The grants will be increased as follows in April:
* The old age and disability grant increase by R130 to R2,315,
* Child support grant rises by R30 to R560 a month, and
* The foster care grant increases by R70.
However, a closer look at the Budget Review document tabled yesterday showed that the social grants were severely cut when compared to the documents presented at the postponed February speech.
This was despite the Budget Review stating that R422,3 billion has been allocated for social development services this financial year and will increase to R452,7 billion in two years’ time.
It said the social grant spending made up 81% of the allocation and that the number of social grant beneficiaries, excluding the social relief of distress grant, is expected to rise from 19 million in 2025-26 to 19.3 million in 2027-28, due to the growing population of older people.
“The sector’s operational budget will be subject to conditions, including the need to improve biometric verification of recipients to achieve savings,” the minister said.
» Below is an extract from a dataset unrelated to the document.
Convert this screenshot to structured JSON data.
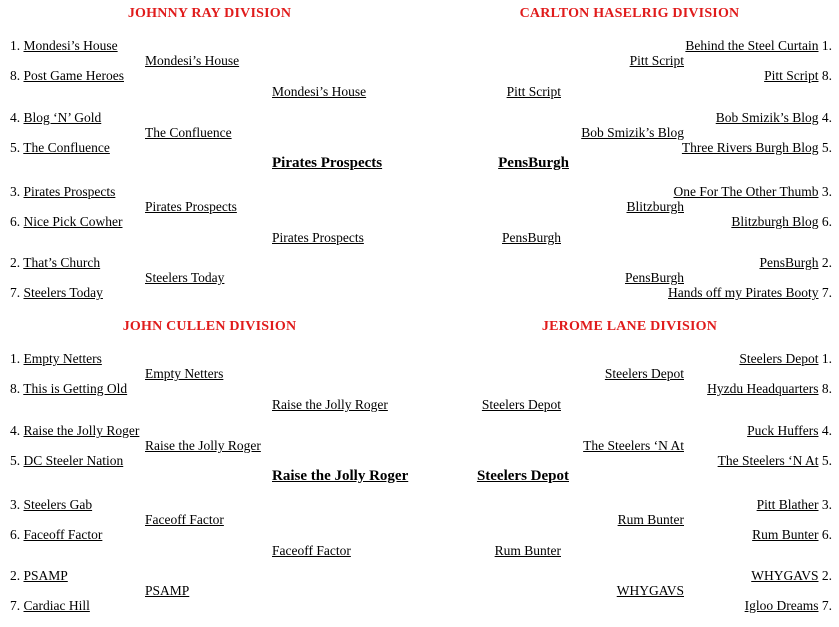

The document stated that the budget for social grants was increased by R8,2 billion over the medium term to account for higher costs of living.
This was a drop from the R23 billion that was proposed in the postponed budget.
National Treasury director–general Duncan Pieterse blamed the change in the social grants’ allocation to the reduction in the percentage in VAT increase.
Pieterse said the social grants have always been inflation related.